Putnam County public defender enters plea in prostitution case

Putnam County public defender Roger Bolin walks behind his lawyer, Ottawa defense attorney Darrell Seigler, as they leave the courtroom Wednesday morning.
Putnam County public defender Roger Bolin walks behind his lawyer, Ottawa defense attorney Darrell Seigler, as they leave the courtroom Wednesday morning.

Putnam County’s public defender pleaded guilty this morning to a misdemeanor charge filed in connection with a prostitution sting completed earlier this spring.

Roger Bolin, 65, pleaded guilty to one count of battery, a Class A misdemeanor, carrying up to a year in county jail. However, under the plea presented to Chief Judge H. Chris Ryan Jr., Bolin was sentenced to a year of court supervision, a non-reporting form of probation that would result in dismissal of the charge if and when it is successfully completed. Bolin’s record could remain clean a year from now.

Bolin also was ordered to pay a $750 fine.
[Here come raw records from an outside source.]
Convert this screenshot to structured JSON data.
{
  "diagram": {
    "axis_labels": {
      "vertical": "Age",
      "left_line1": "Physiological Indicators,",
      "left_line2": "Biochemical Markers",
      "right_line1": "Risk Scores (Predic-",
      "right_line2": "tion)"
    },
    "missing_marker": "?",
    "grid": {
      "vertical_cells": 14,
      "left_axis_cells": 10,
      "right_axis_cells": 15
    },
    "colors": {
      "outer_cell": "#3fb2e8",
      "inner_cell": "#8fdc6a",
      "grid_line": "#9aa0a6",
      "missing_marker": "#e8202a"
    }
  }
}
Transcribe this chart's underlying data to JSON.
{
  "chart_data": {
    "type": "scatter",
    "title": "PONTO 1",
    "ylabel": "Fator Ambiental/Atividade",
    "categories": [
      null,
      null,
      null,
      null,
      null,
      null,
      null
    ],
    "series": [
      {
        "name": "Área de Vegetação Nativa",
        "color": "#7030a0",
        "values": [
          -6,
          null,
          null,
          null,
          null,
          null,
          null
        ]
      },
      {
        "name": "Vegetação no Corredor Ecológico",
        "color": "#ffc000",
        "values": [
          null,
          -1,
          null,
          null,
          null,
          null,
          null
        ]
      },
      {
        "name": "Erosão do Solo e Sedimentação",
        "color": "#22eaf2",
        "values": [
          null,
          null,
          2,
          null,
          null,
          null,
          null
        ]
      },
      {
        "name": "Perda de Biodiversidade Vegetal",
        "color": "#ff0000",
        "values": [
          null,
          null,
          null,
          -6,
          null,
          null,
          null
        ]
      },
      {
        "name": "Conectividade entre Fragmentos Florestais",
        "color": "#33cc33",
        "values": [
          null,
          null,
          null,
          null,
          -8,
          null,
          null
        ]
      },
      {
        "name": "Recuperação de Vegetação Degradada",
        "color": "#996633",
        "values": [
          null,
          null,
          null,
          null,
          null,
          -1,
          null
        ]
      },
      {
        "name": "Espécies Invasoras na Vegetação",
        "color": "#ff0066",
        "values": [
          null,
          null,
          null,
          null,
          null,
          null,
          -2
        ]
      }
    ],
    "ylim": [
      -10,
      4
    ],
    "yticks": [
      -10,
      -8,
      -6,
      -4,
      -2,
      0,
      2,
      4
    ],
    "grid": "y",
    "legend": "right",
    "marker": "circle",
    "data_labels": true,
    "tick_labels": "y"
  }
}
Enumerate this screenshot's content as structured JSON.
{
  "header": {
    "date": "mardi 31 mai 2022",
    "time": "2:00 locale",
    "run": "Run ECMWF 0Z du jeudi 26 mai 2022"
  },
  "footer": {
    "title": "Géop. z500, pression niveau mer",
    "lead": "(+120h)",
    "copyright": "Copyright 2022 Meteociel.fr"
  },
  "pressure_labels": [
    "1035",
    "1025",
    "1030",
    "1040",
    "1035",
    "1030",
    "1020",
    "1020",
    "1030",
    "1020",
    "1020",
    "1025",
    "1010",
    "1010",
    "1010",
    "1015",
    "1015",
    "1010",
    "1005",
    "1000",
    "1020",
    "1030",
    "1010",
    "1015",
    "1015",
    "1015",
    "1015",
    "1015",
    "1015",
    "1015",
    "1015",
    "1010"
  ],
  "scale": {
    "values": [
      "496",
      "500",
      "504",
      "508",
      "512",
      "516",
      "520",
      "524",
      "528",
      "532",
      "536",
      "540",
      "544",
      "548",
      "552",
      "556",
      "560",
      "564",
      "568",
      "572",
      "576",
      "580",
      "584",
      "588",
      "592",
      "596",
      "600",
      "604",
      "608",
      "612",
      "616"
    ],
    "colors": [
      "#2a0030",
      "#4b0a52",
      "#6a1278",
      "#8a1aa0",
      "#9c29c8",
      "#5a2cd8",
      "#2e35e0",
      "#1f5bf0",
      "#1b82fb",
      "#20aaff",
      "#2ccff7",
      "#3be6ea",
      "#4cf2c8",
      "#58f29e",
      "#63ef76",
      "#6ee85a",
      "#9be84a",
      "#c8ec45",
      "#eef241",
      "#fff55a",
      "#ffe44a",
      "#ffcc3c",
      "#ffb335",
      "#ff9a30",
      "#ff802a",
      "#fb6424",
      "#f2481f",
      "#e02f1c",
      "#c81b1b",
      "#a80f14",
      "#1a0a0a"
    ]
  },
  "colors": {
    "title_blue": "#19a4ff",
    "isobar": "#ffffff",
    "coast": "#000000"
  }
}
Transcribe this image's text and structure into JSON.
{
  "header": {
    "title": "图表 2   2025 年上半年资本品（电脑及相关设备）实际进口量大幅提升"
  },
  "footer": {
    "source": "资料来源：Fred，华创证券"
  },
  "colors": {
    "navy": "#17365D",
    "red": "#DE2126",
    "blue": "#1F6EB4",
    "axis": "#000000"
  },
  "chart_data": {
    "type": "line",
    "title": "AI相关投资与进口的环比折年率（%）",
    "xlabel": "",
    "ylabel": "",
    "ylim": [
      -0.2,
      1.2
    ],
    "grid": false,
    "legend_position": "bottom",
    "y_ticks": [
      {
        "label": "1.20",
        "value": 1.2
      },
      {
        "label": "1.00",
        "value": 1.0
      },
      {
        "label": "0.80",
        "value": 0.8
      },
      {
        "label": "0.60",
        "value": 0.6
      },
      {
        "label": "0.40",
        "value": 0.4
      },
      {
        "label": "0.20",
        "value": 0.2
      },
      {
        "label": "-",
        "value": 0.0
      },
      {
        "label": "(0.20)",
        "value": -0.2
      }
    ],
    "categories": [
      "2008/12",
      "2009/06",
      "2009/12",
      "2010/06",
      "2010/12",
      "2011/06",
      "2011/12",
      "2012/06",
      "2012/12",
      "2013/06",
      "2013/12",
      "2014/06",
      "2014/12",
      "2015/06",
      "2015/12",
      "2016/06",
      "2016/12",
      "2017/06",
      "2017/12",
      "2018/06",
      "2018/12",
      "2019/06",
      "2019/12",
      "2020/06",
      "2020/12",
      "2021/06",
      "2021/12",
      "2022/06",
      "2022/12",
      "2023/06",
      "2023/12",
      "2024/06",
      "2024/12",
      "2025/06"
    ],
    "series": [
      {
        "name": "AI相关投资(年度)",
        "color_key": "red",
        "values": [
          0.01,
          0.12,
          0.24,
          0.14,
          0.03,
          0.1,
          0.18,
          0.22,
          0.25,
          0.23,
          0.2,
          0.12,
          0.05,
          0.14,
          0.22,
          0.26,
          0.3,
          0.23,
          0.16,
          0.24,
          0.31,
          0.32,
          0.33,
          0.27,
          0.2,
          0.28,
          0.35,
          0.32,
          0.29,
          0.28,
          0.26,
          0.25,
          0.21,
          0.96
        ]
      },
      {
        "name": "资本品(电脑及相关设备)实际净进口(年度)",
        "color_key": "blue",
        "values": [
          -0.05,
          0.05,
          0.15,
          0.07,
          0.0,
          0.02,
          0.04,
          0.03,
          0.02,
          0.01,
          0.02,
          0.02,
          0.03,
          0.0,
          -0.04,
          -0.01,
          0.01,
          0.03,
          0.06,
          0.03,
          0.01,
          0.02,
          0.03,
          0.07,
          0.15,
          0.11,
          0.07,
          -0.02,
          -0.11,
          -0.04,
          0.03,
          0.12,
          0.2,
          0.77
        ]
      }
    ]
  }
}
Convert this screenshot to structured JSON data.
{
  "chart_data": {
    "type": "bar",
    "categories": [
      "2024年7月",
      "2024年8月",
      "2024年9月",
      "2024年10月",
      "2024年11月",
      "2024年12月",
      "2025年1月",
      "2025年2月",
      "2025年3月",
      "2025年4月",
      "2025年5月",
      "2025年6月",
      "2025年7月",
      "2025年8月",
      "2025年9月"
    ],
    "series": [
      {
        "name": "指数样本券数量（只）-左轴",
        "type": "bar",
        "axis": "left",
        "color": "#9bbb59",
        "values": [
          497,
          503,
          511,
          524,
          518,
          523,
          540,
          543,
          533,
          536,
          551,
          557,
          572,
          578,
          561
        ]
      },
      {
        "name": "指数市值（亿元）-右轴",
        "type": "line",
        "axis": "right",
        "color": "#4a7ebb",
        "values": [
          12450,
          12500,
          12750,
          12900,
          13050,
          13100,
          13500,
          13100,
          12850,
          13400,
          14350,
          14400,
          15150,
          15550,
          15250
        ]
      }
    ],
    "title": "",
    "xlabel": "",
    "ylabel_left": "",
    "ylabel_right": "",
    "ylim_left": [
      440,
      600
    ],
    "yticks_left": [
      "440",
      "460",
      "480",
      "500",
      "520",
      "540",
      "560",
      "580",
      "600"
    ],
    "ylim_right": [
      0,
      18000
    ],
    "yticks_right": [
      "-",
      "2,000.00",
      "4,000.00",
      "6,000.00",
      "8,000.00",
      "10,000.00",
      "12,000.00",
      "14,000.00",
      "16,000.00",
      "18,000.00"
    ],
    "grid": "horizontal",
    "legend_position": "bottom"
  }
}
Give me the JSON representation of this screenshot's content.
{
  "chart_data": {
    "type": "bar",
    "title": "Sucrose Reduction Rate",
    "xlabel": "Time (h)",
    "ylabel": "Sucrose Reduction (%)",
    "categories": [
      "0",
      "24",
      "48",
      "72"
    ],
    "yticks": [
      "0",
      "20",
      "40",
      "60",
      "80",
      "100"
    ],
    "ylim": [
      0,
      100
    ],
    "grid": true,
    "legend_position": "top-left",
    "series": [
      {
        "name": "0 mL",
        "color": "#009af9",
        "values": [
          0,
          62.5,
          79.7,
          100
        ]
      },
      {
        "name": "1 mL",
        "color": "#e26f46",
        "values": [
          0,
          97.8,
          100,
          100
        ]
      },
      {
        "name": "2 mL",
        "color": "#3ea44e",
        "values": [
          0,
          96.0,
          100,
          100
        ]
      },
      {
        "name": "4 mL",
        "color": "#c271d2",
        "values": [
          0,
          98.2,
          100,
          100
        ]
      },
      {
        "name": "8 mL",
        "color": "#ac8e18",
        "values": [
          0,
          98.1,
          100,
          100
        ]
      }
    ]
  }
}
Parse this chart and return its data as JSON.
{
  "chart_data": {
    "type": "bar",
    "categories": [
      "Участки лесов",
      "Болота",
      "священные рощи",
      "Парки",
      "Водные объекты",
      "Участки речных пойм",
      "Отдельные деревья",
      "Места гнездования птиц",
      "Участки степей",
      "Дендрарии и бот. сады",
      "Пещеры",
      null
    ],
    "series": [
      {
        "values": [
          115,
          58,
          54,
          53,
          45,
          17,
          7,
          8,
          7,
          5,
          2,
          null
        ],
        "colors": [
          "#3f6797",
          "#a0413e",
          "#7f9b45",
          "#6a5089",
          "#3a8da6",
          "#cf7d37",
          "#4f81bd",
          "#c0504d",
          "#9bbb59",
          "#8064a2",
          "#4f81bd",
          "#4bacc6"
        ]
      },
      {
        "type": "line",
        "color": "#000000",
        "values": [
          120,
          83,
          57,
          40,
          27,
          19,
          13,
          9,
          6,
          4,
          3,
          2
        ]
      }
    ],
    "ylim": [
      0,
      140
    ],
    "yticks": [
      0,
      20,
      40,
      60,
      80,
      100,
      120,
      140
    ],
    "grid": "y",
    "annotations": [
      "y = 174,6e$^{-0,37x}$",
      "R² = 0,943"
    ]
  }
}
When Ryan asked for a factual basis for the plea, assistant La Salle County State’s Attorney Jason Goode said the facts would show Bolin touched a woman, identified only as Nicky, on the shoulder. All other charges were dismissed as part of the plea.

Bolin declined an opportunity to address Ryan. Outside the courtroom, Bolin and Ottawa defense Attorney Darrell Seigler both declined comment.

La Salle County State’s Attorney Karen Donnelly, who was not in the courtroom, could not be immediately reached for comment.

Bolin’s plea comes on the heels of a ruling that may have spurred this morning’s plea. Last week, Ryan ruled investigators who organized the prostitution sting got the OK to make an “overhear” recording while nine men, including Bolin, allegedly tried to solicit prostitutes. But that recording may not be played for a jury.

James G. Schaefer of Peru, one of the nine suspected “johns,” hoped Ryan would throw out his case by barring the recording and everything in it, alleging the recording was illegal. La Salle County prosecutors urged Ryan to uphold the recording. He did neither.

In a mixed ruling, Ryan refused to suppress the recording and to kick the legs out from under Schaefer’s case.

The judge ruled that prosecutors cannot use the recording in making their case. The only way jurors will learn what was caught on tape is if prosecutors think a key witness is lying, in which case they can trot out the recording and let jurors decide whether to believe the witness or the tape.

With the inconclusive ruling in hand, the stage was set for both the prosecution and the defense to cut their losses and reach a plea for Bolin, and possibly for the remaining suspects.